Syrian refugee discusses civil war

By Reece Ristau
When Gabrielle Jabbour was forced to flee Syria with his wife in 2012, he brought along $3,000 and not much else.
The pair traveled to Beirut and eventually the United States. Gabrielle Jabbour was the leader of both his orthodox Christian church and his 700-member family in Latakia, a small town on Syria’s western border. When the civil war escalated, so did tensions between Syrian Christians and Muslims.

Gabrielle Jabbour’s daughter, Rula Jabbour, is a doctorate candidate in the University of Nebraska-Lincoln’s political science department. She spoke Thursday at Seaton Hall about her family’s experiences and the conflict in Syria in a discussion titled “Reflections on the Situation in Syria.”

Rula Jabbour said understanding the conflict and the players involved is complicated.

“In politics, there is no white or black,” Rula Jabbour said. “It’s always grey.”
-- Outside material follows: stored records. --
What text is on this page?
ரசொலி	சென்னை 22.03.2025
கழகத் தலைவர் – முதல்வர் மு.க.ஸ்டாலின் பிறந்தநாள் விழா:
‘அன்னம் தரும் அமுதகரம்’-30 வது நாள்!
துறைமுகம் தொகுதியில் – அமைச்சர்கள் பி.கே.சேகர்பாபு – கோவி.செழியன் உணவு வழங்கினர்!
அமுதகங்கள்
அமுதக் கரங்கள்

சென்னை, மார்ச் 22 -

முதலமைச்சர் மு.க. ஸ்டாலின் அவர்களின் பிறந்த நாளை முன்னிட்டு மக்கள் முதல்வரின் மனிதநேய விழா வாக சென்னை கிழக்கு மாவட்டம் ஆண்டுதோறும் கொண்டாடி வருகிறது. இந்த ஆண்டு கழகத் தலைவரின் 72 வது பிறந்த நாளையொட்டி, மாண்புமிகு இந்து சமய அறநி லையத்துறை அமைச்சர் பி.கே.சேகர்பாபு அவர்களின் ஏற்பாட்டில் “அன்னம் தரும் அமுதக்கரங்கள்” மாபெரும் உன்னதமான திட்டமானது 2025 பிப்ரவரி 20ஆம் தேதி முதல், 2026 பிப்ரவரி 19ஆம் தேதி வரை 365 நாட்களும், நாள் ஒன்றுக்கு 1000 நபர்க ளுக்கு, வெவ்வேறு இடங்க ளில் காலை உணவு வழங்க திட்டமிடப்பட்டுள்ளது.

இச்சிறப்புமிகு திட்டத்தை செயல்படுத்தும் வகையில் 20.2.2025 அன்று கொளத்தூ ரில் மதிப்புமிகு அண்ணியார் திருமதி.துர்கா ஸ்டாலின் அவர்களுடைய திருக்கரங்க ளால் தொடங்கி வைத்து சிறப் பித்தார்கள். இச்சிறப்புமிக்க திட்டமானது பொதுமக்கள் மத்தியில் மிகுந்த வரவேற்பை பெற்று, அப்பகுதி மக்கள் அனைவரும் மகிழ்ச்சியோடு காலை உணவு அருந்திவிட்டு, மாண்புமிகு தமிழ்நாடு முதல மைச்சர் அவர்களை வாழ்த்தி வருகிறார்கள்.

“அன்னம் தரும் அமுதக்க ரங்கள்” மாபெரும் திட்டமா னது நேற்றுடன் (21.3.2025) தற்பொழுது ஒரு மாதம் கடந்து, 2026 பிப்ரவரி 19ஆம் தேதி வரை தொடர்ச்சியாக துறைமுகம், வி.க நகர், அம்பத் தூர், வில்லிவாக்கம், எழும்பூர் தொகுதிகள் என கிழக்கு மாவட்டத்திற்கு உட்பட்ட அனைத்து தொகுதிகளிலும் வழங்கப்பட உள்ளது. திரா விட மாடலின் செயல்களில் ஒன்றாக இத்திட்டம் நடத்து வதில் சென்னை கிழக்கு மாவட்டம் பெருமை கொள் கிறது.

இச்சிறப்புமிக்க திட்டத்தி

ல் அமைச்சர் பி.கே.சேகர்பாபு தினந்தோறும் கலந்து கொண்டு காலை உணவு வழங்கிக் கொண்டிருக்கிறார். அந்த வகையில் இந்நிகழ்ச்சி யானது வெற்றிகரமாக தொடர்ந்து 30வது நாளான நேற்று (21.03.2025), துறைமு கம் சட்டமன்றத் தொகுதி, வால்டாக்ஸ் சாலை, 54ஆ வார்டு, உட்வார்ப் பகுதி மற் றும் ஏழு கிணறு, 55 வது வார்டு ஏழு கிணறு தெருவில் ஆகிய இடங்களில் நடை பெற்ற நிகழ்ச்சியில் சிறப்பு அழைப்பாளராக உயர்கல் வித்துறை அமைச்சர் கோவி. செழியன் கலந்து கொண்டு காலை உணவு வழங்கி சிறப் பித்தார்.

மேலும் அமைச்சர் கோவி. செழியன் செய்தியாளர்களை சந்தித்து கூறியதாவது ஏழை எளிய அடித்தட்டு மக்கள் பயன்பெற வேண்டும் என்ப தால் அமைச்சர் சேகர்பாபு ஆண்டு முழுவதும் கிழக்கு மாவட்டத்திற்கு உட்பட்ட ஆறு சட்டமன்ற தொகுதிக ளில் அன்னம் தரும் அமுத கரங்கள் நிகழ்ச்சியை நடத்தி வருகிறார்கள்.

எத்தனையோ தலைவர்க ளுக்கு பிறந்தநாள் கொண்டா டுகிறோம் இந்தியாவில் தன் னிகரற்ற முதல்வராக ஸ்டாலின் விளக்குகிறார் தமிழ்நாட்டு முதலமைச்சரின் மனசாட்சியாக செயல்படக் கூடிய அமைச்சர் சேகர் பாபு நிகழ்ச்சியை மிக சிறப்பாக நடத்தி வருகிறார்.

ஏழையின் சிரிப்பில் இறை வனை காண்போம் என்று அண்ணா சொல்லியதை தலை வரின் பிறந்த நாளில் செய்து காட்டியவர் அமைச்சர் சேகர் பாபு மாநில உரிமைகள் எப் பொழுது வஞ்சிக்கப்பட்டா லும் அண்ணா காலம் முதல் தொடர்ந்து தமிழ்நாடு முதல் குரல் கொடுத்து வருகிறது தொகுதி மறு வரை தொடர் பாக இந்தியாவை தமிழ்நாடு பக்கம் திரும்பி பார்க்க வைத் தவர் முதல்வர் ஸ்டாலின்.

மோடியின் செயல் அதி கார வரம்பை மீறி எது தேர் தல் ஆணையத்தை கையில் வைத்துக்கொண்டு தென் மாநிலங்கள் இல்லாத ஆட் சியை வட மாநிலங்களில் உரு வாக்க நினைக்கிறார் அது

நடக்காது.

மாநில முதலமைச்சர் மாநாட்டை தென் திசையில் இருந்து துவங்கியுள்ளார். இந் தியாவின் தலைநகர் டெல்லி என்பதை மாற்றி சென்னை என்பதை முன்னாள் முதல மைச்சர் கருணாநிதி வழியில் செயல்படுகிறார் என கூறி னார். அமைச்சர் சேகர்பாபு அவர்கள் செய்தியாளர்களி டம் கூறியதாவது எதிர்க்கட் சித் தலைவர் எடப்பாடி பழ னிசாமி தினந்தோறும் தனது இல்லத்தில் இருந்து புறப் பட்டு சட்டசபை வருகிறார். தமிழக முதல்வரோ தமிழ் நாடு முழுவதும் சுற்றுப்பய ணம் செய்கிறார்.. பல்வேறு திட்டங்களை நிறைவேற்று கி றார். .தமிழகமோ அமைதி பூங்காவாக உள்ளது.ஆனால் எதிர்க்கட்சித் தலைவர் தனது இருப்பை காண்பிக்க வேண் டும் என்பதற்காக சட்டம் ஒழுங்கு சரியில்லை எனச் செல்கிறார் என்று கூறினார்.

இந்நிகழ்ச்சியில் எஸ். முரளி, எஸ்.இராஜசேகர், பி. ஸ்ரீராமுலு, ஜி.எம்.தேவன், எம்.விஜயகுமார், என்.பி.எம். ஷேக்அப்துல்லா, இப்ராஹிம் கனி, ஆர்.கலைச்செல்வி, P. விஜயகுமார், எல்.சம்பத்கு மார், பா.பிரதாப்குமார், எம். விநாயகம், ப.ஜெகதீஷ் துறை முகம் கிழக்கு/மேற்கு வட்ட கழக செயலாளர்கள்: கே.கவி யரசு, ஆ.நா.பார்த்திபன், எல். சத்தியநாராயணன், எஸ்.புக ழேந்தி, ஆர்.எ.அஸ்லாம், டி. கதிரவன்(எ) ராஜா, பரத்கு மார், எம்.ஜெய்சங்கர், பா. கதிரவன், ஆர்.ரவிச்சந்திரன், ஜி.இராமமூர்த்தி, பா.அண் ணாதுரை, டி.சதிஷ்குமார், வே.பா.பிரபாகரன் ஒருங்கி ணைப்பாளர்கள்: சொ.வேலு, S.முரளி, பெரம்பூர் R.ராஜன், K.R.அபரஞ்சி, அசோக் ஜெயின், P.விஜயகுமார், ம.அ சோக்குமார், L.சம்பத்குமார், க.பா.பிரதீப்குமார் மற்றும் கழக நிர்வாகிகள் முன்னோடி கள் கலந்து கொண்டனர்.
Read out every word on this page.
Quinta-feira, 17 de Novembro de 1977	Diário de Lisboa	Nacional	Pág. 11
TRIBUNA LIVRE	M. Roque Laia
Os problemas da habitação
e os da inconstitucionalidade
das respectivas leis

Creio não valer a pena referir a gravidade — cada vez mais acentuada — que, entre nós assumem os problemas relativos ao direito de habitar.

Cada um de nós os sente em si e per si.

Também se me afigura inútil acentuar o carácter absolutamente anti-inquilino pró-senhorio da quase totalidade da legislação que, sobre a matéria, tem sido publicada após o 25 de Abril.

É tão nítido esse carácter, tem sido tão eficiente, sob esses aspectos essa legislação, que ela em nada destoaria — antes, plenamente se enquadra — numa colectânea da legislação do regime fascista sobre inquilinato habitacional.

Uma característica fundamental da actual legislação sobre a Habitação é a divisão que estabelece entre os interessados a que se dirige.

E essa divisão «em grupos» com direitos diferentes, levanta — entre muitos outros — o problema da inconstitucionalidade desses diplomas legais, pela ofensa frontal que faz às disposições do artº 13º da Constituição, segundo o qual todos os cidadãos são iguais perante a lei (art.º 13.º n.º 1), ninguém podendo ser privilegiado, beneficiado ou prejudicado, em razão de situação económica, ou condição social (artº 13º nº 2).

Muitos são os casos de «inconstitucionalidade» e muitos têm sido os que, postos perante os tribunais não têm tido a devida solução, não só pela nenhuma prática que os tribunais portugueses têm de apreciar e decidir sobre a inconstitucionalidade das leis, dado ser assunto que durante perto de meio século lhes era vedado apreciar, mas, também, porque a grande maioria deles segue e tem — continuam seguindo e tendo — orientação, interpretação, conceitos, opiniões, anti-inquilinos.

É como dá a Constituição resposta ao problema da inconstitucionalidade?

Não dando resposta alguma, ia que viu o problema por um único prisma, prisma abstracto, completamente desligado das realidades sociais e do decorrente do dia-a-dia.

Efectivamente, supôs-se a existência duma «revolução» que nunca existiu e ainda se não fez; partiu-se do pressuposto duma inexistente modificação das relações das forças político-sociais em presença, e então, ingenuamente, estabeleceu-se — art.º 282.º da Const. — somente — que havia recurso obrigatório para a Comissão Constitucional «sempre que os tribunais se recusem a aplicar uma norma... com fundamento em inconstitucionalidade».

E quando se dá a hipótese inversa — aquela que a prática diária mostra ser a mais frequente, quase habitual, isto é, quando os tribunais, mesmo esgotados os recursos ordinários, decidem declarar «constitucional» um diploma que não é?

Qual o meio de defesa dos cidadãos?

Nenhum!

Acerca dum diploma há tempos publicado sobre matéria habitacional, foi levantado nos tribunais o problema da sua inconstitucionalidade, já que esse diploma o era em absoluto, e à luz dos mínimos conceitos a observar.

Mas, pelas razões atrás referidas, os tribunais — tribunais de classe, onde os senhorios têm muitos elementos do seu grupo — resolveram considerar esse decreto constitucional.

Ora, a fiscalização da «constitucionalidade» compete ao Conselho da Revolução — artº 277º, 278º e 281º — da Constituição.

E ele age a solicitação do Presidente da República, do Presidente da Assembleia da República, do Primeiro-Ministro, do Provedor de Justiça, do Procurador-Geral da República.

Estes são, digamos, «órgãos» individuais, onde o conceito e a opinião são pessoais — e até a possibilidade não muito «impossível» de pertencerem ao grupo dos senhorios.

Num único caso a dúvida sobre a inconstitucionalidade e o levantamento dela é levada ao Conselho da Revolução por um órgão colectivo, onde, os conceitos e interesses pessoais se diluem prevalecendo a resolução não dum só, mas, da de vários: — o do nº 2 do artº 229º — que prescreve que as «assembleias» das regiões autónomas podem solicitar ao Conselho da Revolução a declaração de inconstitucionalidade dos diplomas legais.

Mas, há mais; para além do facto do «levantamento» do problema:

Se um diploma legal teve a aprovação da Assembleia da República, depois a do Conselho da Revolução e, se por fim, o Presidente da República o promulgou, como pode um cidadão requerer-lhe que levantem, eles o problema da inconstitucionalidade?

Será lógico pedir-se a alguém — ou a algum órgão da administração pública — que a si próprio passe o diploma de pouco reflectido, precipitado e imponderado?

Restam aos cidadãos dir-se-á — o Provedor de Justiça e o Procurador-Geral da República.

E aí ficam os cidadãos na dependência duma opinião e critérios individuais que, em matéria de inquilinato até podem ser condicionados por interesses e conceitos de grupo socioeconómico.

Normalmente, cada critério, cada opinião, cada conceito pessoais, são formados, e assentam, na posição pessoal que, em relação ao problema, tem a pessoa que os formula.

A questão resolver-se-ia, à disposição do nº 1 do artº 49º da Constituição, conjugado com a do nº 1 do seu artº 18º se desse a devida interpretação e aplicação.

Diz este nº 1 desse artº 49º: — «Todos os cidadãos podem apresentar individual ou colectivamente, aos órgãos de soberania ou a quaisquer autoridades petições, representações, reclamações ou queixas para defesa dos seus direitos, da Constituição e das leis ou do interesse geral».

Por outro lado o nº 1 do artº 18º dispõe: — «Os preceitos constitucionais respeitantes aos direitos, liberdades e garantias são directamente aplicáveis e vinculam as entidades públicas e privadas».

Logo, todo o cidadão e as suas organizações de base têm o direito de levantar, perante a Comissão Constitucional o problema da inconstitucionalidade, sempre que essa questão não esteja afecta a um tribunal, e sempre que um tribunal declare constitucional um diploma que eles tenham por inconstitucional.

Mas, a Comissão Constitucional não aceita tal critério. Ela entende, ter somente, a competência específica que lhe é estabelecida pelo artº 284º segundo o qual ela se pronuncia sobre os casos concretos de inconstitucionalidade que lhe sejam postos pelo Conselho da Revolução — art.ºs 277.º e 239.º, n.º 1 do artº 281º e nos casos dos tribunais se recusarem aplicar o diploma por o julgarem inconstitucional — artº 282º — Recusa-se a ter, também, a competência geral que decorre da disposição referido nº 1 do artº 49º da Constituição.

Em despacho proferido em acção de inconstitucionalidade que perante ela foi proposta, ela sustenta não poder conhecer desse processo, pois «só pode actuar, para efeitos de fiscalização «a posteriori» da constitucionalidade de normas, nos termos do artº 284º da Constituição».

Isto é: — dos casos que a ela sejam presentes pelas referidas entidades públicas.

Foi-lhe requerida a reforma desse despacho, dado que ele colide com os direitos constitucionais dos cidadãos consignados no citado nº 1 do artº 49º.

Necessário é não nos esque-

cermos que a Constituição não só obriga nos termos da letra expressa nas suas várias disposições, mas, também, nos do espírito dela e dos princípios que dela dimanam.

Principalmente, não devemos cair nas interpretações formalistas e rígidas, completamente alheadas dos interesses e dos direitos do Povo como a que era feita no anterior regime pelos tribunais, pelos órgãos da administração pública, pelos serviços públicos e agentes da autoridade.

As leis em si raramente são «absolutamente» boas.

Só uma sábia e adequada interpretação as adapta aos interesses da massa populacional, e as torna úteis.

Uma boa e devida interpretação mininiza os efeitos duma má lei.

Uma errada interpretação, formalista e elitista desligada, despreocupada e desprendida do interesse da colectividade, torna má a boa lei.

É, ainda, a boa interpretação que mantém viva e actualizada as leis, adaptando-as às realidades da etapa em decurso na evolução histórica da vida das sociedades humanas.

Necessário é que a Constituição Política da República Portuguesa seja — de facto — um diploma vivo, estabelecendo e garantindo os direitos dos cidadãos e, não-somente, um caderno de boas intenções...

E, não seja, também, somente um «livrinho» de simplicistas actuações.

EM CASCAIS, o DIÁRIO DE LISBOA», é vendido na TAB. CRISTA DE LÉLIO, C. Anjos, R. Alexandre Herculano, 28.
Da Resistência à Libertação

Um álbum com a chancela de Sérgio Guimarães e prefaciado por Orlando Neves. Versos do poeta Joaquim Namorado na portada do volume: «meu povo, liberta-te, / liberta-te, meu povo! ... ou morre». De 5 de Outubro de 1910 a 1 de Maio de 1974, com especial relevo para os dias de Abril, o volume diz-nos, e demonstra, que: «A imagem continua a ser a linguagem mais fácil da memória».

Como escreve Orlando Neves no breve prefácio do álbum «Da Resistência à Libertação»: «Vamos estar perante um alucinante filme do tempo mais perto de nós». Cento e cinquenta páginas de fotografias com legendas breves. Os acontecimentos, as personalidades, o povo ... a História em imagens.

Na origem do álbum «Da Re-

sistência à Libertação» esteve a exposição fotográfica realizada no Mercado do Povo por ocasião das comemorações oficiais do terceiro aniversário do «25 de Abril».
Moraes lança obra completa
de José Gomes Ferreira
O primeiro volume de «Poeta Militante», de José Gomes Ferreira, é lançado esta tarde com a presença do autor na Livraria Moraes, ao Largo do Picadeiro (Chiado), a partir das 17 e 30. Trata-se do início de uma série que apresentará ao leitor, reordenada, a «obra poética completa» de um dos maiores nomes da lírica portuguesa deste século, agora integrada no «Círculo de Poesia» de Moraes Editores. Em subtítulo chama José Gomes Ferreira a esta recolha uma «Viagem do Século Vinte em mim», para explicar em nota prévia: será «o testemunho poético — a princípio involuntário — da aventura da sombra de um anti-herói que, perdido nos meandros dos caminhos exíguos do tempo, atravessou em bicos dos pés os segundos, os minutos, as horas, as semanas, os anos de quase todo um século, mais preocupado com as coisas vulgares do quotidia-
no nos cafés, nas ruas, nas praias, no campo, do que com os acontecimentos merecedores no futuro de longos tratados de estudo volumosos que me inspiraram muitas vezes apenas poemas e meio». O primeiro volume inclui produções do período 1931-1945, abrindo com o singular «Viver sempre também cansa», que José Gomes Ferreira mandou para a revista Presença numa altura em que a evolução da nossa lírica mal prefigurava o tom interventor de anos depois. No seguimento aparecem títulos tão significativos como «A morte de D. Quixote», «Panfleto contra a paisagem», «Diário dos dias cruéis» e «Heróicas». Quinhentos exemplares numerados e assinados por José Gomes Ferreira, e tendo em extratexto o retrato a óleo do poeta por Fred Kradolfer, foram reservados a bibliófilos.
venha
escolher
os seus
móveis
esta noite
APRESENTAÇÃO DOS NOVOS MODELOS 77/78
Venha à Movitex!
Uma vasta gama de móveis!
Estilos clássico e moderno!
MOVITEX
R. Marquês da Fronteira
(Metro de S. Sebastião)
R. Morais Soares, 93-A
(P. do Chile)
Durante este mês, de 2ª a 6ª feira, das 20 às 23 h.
She discussed the beginning of the Syrian civil war. Citizens of Tunisia and Egypt overthrew their regimes in 2010 and 2011, each in about three weeks. Many consider this the spark that ignited the Arab Spring. Rula Jabbour said other countries believed they could also create power changes as easily as the first two.

When the uprising in Syria began, things didn’t go as planned.

“I’m not saying the uprising in Syria did not have a good cause, but unfortunately, it was hijacked,” Rula Jabbour said. “It was hunted by extremists.”

Muslim Sunnis are the majority in Syria. Initially, Bashar al-Assad, Syrian president, didn’t go after minorities, Rula Jabbour said. She said Assad knew he would need support from minority groups – such as orthodox Christians – in order to stay in power. But as the conflict grew, Sunnis began targeting those groups.

Rula Jabbour used the United States invasion of Iraq to explain American actions in Syria. While the U.S. attempted to use power in Iraq to cut ties between countries such as Iran and Syria, too much intervention in the current Syrian crisis wouldn’t work, she said.

Asked about what she would like the U.S. to do, Rula Jabbour said she couldn’t remove herself from the politics of the matter to answer.

“I understand where the U.S. is coming from in its actions – this is politics, the dirtiest game in town,” she said. “I cannot ask the U.S. to be an angel in a forest full of monsters.”